Validitas yang berkaitan untuk siapa perlu diperhatikan, karena menyangkut dengan membangun gambaran atau deskripsi terhadap suatu grup normal. Derajat validitas hanya berlaku untuk suatu kelompok tertentu yang telah direncanakan. Contohnya, tes pada anak, tak bisa dipakai pada orang dewasa, akan berbeda bentuk dan substansinya. Oleh karena itu, tidak aneh jika instrumen direncanakan bervariasi bentuk maupun isinya sesuai dengan tujuan yang hendak dicapai.

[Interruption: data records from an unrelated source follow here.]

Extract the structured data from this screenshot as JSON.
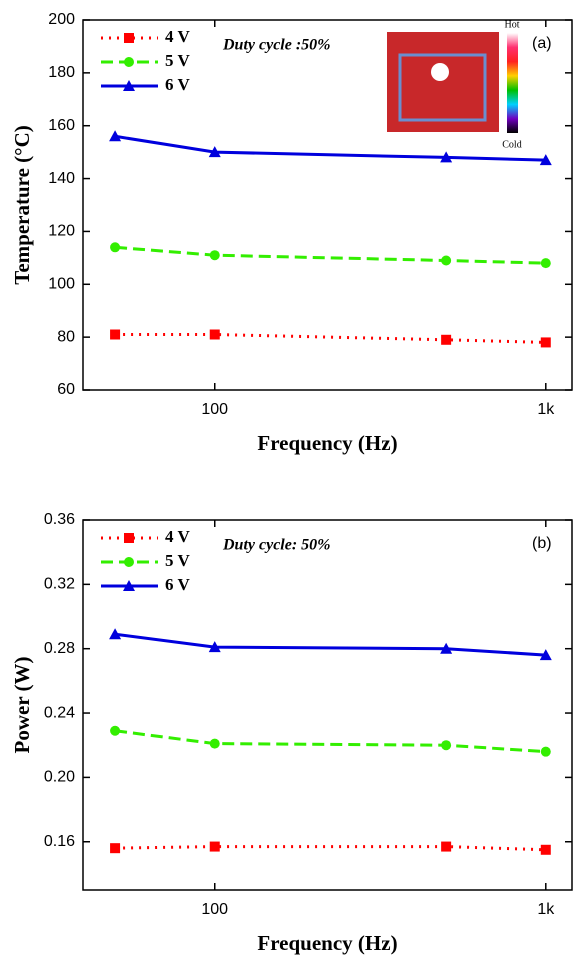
{
  "chart_data": [
    {
      "type": "line",
      "x_label": "Frequency (Hz)",
      "y_label": "Temperature (°C)",
      "annotation": "Duty cycle :50%",
      "panel_label": "(a)",
      "inset_top_label": "Hot",
      "inset_bottom_label": "Cold",
      "x": [
        50,
        100,
        500,
        1000
      ],
      "log_x": true,
      "xlim": [
        40,
        1200
      ],
      "xticks": [
        100,
        {
          "value": 1000,
          "label": "1k"
        }
      ],
      "ylim": [
        60,
        200
      ],
      "yticks": [
        60,
        80,
        100,
        120,
        140,
        160,
        180,
        200
      ],
      "grid": false,
      "series": [
        {
          "name": "4 V",
          "color": "#ff0000",
          "linestyle": "dotted",
          "marker": "square",
          "values": [
            81,
            81,
            79,
            78
          ]
        },
        {
          "name": "5 V",
          "color": "#33ee00",
          "linestyle": "dashed",
          "marker": "circle",
          "values": [
            114,
            111,
            109,
            108
          ]
        },
        {
          "name": "6 V",
          "color": "#0000dd",
          "linestyle": "solid",
          "marker": "triangle",
          "values": [
            156,
            150,
            148,
            147
          ]
        }
      ]
    },
    {
      "type": "line",
      "x_label": "Frequency (Hz)",
      "y_label": "Power (W)",
      "annotation": "Duty cycle: 50%",
      "panel_label": "(b)",
      "x": [
        50,
        100,
        500,
        1000
      ],
      "log_x": true,
      "xlim": [
        40,
        1200
      ],
      "xticks": [
        100,
        {
          "value": 1000,
          "label": "1k"
        }
      ],
      "ylim": [
        0.13,
        0.36
      ],
      "yticks": [
        0.16,
        {
          "value": 0.2,
          "label": "0.20"
        },
        0.24,
        0.28,
        0.32,
        0.36
      ],
      "grid": false,
      "series": [
        {
          "name": "4 V",
          "color": "#ff0000",
          "linestyle": "dotted",
          "marker": "square",
          "values": [
            0.156,
            0.157,
            0.157,
            0.155
          ]
        },
        {
          "name": "5 V",
          "color": "#33ee00",
          "linestyle": "dashed",
          "marker": "circle",
          "values": [
            0.229,
            0.221,
            0.22,
            0.216
          ]
        },
        {
          "name": "6 V",
          "color": "#0000dd",
          "linestyle": "solid",
          "marker": "triangle",
          "values": [
            0.289,
            0.281,
            0.28,
            0.276
          ]
        }
      ]
    }
  ]
}
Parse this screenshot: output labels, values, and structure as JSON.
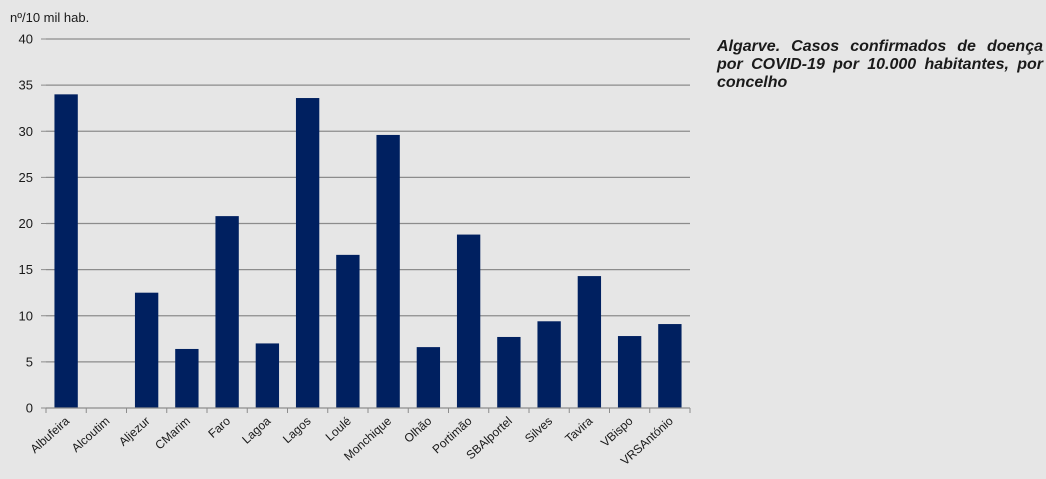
{
  "caption": "Algarve. Casos confirmados de doença por COVID-19 por 10.000 habitantes, por concelho",
  "chart_data": {
    "type": "bar",
    "ylabel": "nº/10 mil hab.",
    "ylim": [
      0,
      40
    ],
    "yticks": [
      0,
      5,
      10,
      15,
      20,
      25,
      30,
      35,
      40
    ],
    "grid": true,
    "bar_color": "#002060",
    "categories": [
      "Albufeira",
      "Alcoutim",
      "Aljezur",
      "CMarim",
      "Faro",
      "Lagoa",
      "Lagos",
      "Loulé",
      "Monchique",
      "Olhão",
      "Portimão",
      "SBAlportel",
      "Silves",
      "Tavira",
      "VBispo",
      "VRSAntónio"
    ],
    "values": [
      34.0,
      0,
      12.5,
      6.4,
      20.8,
      7.0,
      33.6,
      16.6,
      29.6,
      6.6,
      18.8,
      7.7,
      9.4,
      14.3,
      7.8,
      9.1
    ]
  }
}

B. Macam-macam Validitas Instrumen

Validitas sebuah tes dapat diketahui dari hasil pemikiran dan dari pengalaman. Hal yang pertama akan diperoleh validitas logis (logical validity) dan yang kedua disebut validitas empiris (empirical validity). Namun secara metodologis, validitas dapat dibedakan dalam empat (4) macam, yaitu validitas isi, konstruk, konkuren, dan prediksi. Tetapi, pada dasarnya keempat macam vadilitas ini merupakan bagian dari validitas logis dan empiris.

1. Validitas Logis

Istilah “validitas logis” mengandung kata “logis” berasal dari kata “logika”, yang artinya penalaran. Dengan demikian maka validitas logis untuk sebuah instrumen evaluasi menunjukkan pada kondisi bagi sebuah instrumen yang memenuhi persyaratan valid berdasarkan hasil penalaran. Kondisi valid tersebut dipandang terpenuhi karena instrumen sudah dirancang dengan baik, mengikuti teori, dan ketentuan yang ada. Validitas logis utamanya didasarkan pada pertimbangan dari para pakar atau ahli (expert judgment).

a. Validitas Permukaan (face validity)

Validitas ini menggunakan kriteria yang sangat sederhana, karena hanya melihat dari sisi muka atau tampang dari instrumen itu sendiri. Artinya jika suatu tes secara sepintas telah dianggap baik untuk mengungkap fenomena yang akan diukur, maka tes tersebut sudah dapat dapat dikatakan memenuhi syarat validitas permukaan, sehingga tidak perlu lagi adanya judgement yang mendalam.

b. Validitas Isi

Yang dimaksud validitas isi adalah derajat dimana sebuah tes evaluasi mengukur cakupan substansi yang ingin diukur. Untuk mendapatkan validitas isi memerlukan dua aspek penting, yaitu valid isi dan valid teknik sampling. Valid isi mencakup hal-hal yang berkaitan dengan apakah item–item evaluasi menggambarkan pengukuran dalam cakupan yang ingun diukur. Sedangkan validitas teknik sampling berkaitan dengan bagaimanakah baiknya suatu sampel item tes merepresentasekan total cakupan isi.

Validitas isi artinya kejituan daripada suatu tes ditinjau dari isi tes tersebut. Untuk menilai apakah suatu tes memiliki validitas isi atau tidak dapat kita lakukan dengan jalan membandingkan materi tes tersebut dengan analisis rasional yang kita lakukan terhadap bahan-bahan yang seharusnya digunakan dalam menyusun tes tersebut.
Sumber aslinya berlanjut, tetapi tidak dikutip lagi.